Gregory XI returned definitively to Rome on 17 January 1377. He died the following year and was succeeded in April by the archbishop of Bari, Bartolomeo Prignano (1318-1389), who decided to take the name of the man who strongly intended to remain in Rome: Urban VI. The cardinals, the majority of whom were French, regretted having elected as Pope a man who was motivated by the desire to end the period of the Avignon papacy, and in September they appointed another: this time they elected Cardinal Robert of Geneva (1342-1394), who took the name of Clement VII and took office in Avignon in June 1379.

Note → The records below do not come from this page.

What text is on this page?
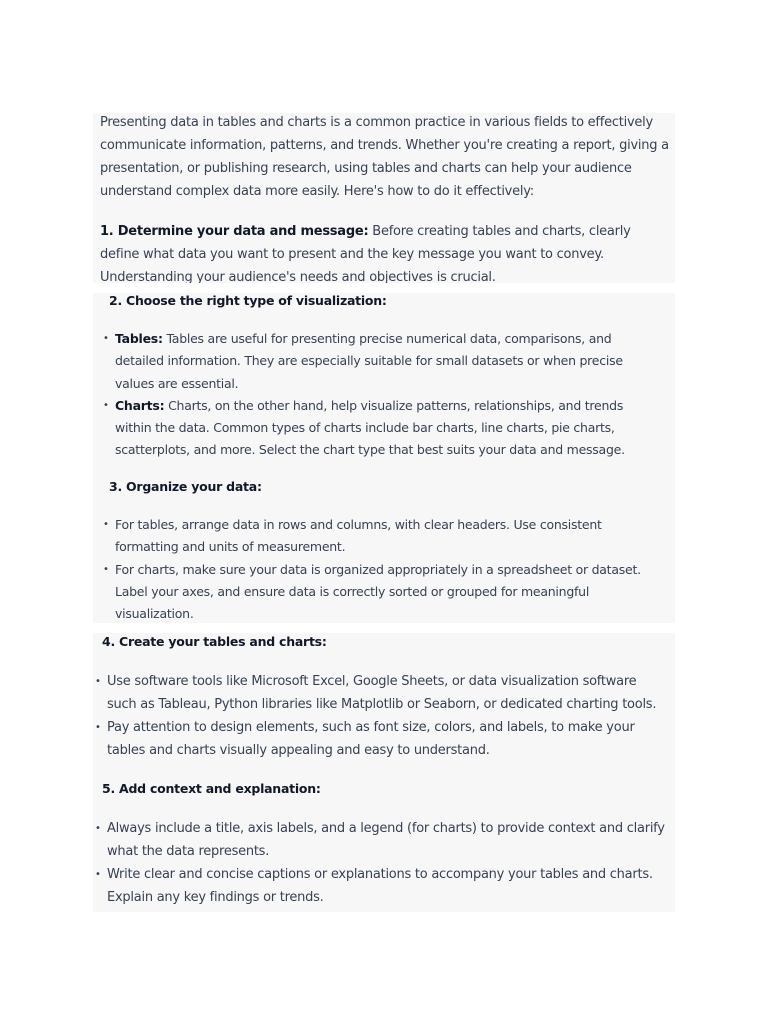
Presenting data in tables and charts is a common practice in various fields to effectively communicate information, patterns, and trends. Whether you're creating a report, giving a presentation, or publishing research, using tables and charts can help your audience understand complex data more easily. Here's how to do it effectively:

1. Determine your data and message: Before creating tables and charts, clearly define what data you want to present and the key message you want to convey. Understanding your audience's needs and objectives is crucial.

2. Choose the right type of visualization:
• Tables: Tables are useful for presenting precise numerical data, comparisons, and detailed information. They are especially suitable for small datasets or when precise values are essential.
• Charts: Charts, on the other hand, help visualize patterns, relationships, and trends within the data. Common types of charts include bar charts, line charts, pie charts, scatterplots, and more. Select the chart type that best suits your data and message.
3. Organize your data:
• For tables, arrange data in rows and columns, with clear headers. Use consistent formatting and units of measurement.
• For charts, make sure your data is organized appropriately in a spreadsheet or dataset. Label your axes, and ensure data is correctly sorted or grouped for meaningful visualization.
4. Create your tables and charts:
• Use software tools like Microsoft Excel, Google Sheets, or data visualization software such as Tableau, Python libraries like Matplotlib or Seaborn, or dedicated charting tools.
• Pay attention to design elements, such as font size, colors, and labels, to make your tables and charts visually appealing and easy to understand.
5. Add context and explanation:
• Always include a title, axis labels, and a legend (for charts) to provide context and clarify what the data represents.
• Write clear and concise captions or explanations to accompany your tables and charts. Explain any key findings or trends.
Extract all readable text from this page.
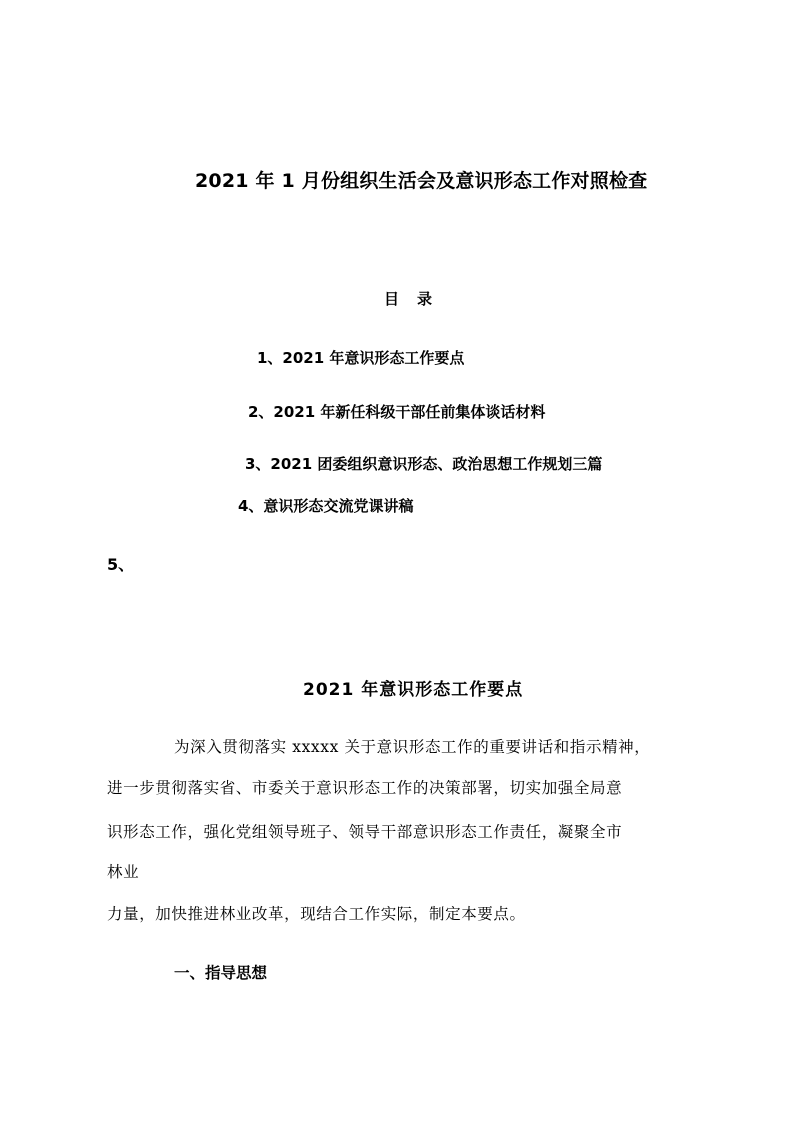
2021 年 1 月份组织生活会及意识形态工作对照检查
目录
1、2021 年意识形态工作要点
2、2021 年新任科级干部任前集体谈话材料
3、2021 团委组织意识形态、政治思想工作规划三篇
4、意识形态交流党课讲稿
5、
2021 年意识形态工作要点

为深入贯彻落实 xxxxx 关于意识形态工作的重要讲话和指示精神，

进一步贯彻落实省、市委关于意识形态工作的决策部署，切实加强全局意

识形态工作，强化党组领导班子、领导干部意识形态工作责任，凝聚全市

林业

力量，加快推进林业改革，现结合工作实际，制定本要点。

一、指导思想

Thus the Christian world had a Pope and an antipope, who excommunicated each other. The Church was split. Catherine suffered greatly and expressed her suffering by completely stopping eating and drinking, and by piercing her flesh with nails similar to those used on Jesus on the cross. In addition, she did not sleep more than two hours per night. She died on 29th April 1380, at the age of 33, exhausted by penances, distressed by her own failure, with both Christian sides fighting each other, and invoking God with the last breath she had in her frail body. Her funeral was celebrated by Urban VI. She was buried in the Basilica of Santa Maria Sopra Minerva in Rome.

Catherine left an epistolary of 381 letters, a collection of 26 prayers and the Dialogue of Divine Providence. Many of her works were dictated, although Catherine was able to write (and wrote) some letters in her own hand. At her death her disciples collected her letters. The theologian Thomas Caffarini, in charge of the negotiations for Catherine's canonisation, was the author of the collection that is considered official. The Letters were immediately a great success. The editio princeps, edited by Bartolomeo Alzano, was printed by Aldo Manuzio in Venice in 1500. The collection, comprising 353 letters, was reprinted several times during the 16th century. In the 1860 edition, Niccolò Tommaseo attempted to restore chronological order to the letters and provided them with an apparatus of notes that was much appreciated by scholars from both a historical and a linguistic-literary point of view.

Catherine of Siena had a strong influence on at least two other great saints, Rose of Lima (1586-1617) and Kateri Tekakwitha. Catherine of Siena was canonised by Pope Pius II of Siena in 1461. In 1866 Pius IX wanted her to be counted among the co-patrons of Rome. Paul VI proclaimed St Catherine Doctor of the Church on 4 October 1970. The beautiful homily that Paul VI gave on that occasion (3 October 1970) is a perfect summary of what Catherine was and represented:

 “You all know how she was free of all earthly cupidity […], how she hungered for justice and was filled with mercy as she strove to bring peace to families and cities which were tom by rivalries and atrocious hatreds, how she did wonders to reconcile the Republic of Florence with the Supreme Pontiff Gregory XI, and even went so far as to expose her life to vengeance from the rebels. […]”

We will certainly not find in the Saint's writings, that is in her Letters, preserved in a very conspicuous number, in the Dialogue of Divine Providence or Book of Divine Doctrine and in the Orationes, the apologetic vigour and the theological daring that distinguish the works of the great luminaries of the ancient Church, both in the East and in the West; nor can we expect from the uneducated virgin of Fontebranda the lofty speculations, proper to systematic theology, that made the Doctors of the scholastic Middle Ages immortal. And if it is true that her writings reflect, to a surprising extent, the theology of the Angelic Doctor, it appears there, however, stripped of any scientific coating. What is most striking about the Saint is her infused wisdom, that is, her lucid, profound, and intoxicating assimilation of the divine truths and mysteries of the faith contained in the Sacred Books of the Old and New Testaments: an assimilation favoured, yes, by singular natural gifts, but evidently prodigious, due to a charism of wisdom of the Holy Spirit, a mystical charism.